See the following diff for the package HTML::Template::JIT::Compiler 0.01.

84c84
< use Inline C => <<CODE_END;
---
> use Inline C => <<'CODE_END';

Perl will treat the string like in ' ' and won't extrapolate the variables like in " ".

399,402c400,403
<   $_[0] =~ s/"/\\\\"/g;
<   $_[0] =~ s/\r/\\\\r/g;
<   $_[0] =~ s/\n/\\\\n/g;
<   $_[0] =~ s/\t/\\\\t/g;
---
>   $_[0] =~ s/"/\\"/g;
>   $_[0] =~ s/\r/\\r/g;
>   $_[0] =~ s/\n/\\n/g;
>   $_[0] =~ s/\t/\\t/g;

For that reason we do not have to quote so much and expressions like user@server are 
safe in the template.

359a360
>   $string .= ' '; $string = join( "\"\n                  \"", $string =~ 
>/.{1,80}(?<!\\)/g );

I found another bug while playing with JIT-compiled templates.
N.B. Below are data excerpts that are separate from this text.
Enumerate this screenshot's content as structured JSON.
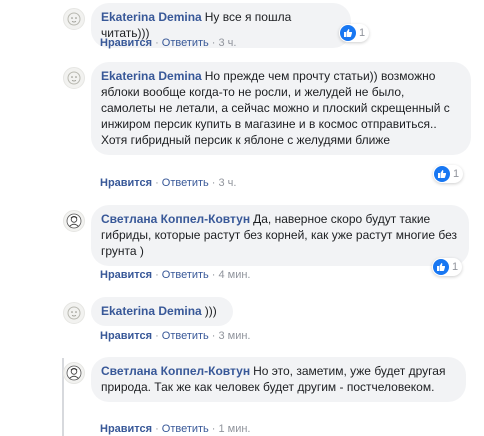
{
  "comments": [
    {
      "author": "Ekaterina Demina",
      "text": "Ну все я пошла читать)))",
      "actions": {
        "like": "Нравится",
        "reply": "Ответить",
        "time": "3 ч."
      },
      "reactions": "1",
      "avatar_icon": "generic-avatar-icon"
    },
    {
      "author": "Ekaterina Demina",
      "text": "Но прежде чем прочту статьи)) возможно яблоки вообще когда-то не росли, и желудей не было, самолеты не летали, а сейчас можно и плоский скрещенный с инжиром персик купить в магазине и в космос отправиться.. Хотя гибридный персик к яблоне с желудями ближе",
      "actions": {
        "like": "Нравится",
        "reply": "Ответить",
        "time": "3 ч."
      },
      "reactions": "1",
      "avatar_icon": "generic-avatar-icon"
    },
    {
      "author": "Светлана Коппел-Ковтун",
      "text": "Да, наверное скоро будут такие гибриды, которые растут без корней, как уже растут многие без грунта )",
      "actions": {
        "like": "Нравится",
        "reply": "Ответить",
        "time": "4 мин."
      },
      "reactions": "1",
      "avatar_icon": "portrait-avatar-icon"
    },
    {
      "author": "Ekaterina Demina",
      "text": ")))",
      "actions": {
        "like": "Нравится",
        "reply": "Ответить",
        "time": "3 мин."
      },
      "avatar_icon": "generic-avatar-icon"
    },
    {
      "author": "Светлана Коппел-Ковтун",
      "text": "Но это, заметим, уже будет другая природа. Так же как человек будет другим - постчеловеком.",
      "actions": {
        "like": "Нравится",
        "reply": "Ответить",
        "time": "1 мин."
      },
      "avatar_icon": "portrait-avatar-icon"
    }
  ],
  "separator": "·",
  "colors": {
    "link": "#385898",
    "bubble": "#f2f3f5",
    "meta": "#90949c",
    "like_blue": "#1877f2"
  }
}
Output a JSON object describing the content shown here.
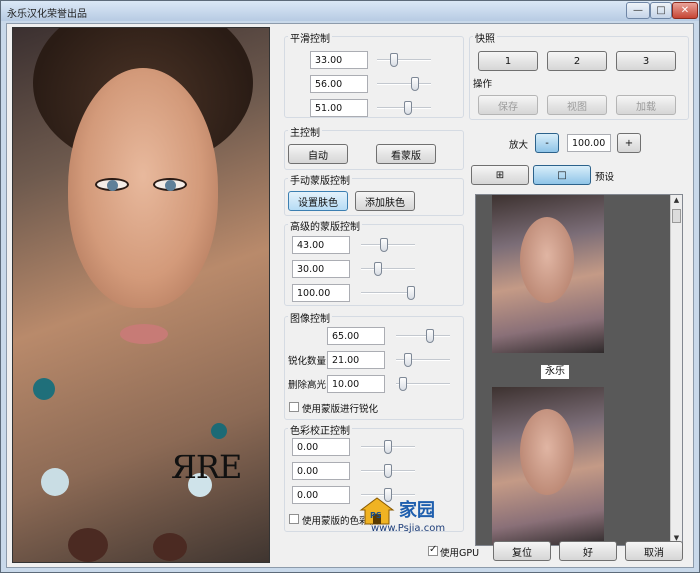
{
  "window": {
    "title": "永乐汉化荣誉出品",
    "minimize_glyph": "—",
    "maximize_glyph": "□",
    "close_glyph": "✕"
  },
  "photo": {
    "watermark": "ЯRE"
  },
  "smooth": {
    "title": "平滑控制",
    "values": [
      "33.00",
      "56.00",
      "51.00"
    ],
    "slider_levels": [
      0.25,
      0.62,
      0.52
    ]
  },
  "master": {
    "title": "主控制",
    "auto_label": "自动",
    "view_mask_label": "看蒙版"
  },
  "manual_mask": {
    "title": "手动蒙版控制",
    "set_skin_label": "设置肤色",
    "add_skin_label": "添加肤色"
  },
  "advanced_mask": {
    "title": "高级的蒙版控制",
    "values": [
      "43.00",
      "30.00",
      "100.00"
    ],
    "slider_levels": [
      0.43,
      0.3,
      1.0
    ]
  },
  "image": {
    "title": "图像控制",
    "value1": "65.00",
    "sharpen_label": "锐化数量",
    "sharpen_value": "21.00",
    "highlight_label": "删除高光",
    "highlight_value": "10.00",
    "slider_levels": [
      0.65,
      0.21,
      0.1
    ],
    "use_mask_sharpen_label": "使用蒙版进行锐化"
  },
  "color": {
    "title": "色彩校正控制",
    "values": [
      "0.00",
      "0.00",
      "0.00"
    ],
    "slider_levels": [
      0.5,
      0.5,
      0.5
    ],
    "use_mask_color_label": "使用蒙版的色彩校"
  },
  "snapshot": {
    "title": "快照",
    "buttons": [
      "1",
      "2",
      "3"
    ],
    "ops_title": "操作",
    "save_label": "保存",
    "view_label": "视图",
    "load_label": "加载"
  },
  "zoom": {
    "label": "放大",
    "minus_label": "-",
    "value": "100.00",
    "plus_label": "+"
  },
  "view_mode": {
    "grid_glyph": "⊞",
    "single_glyph": "□",
    "preset_label": "预设"
  },
  "presets": {
    "caption": "永乐",
    "scroll_up": "▲",
    "scroll_down": "▼"
  },
  "footer": {
    "use_gpu_label": "使用GPU",
    "reset_label": "复位",
    "ok_label": "好",
    "cancel_label": "取消"
  },
  "site_logo": {
    "ps": "PS",
    "brand": "家园",
    "url": "www.Psjia.com"
  }
}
Some templates have a 
large amount of text between two <tmpl_*> tags. This results in a very long line in 
the C source.

sv_catpvn(result, "bla bla\n bla bla\n ......... bla bla", 5303);  <- very long line

My compiler has probably some limit because it failed to compile that file. Therefore 
I added the line above to the function _concat_string in order to split the text in 
more lines while avoiding backslashes to be at the end of the line.

Please, consider these modifications.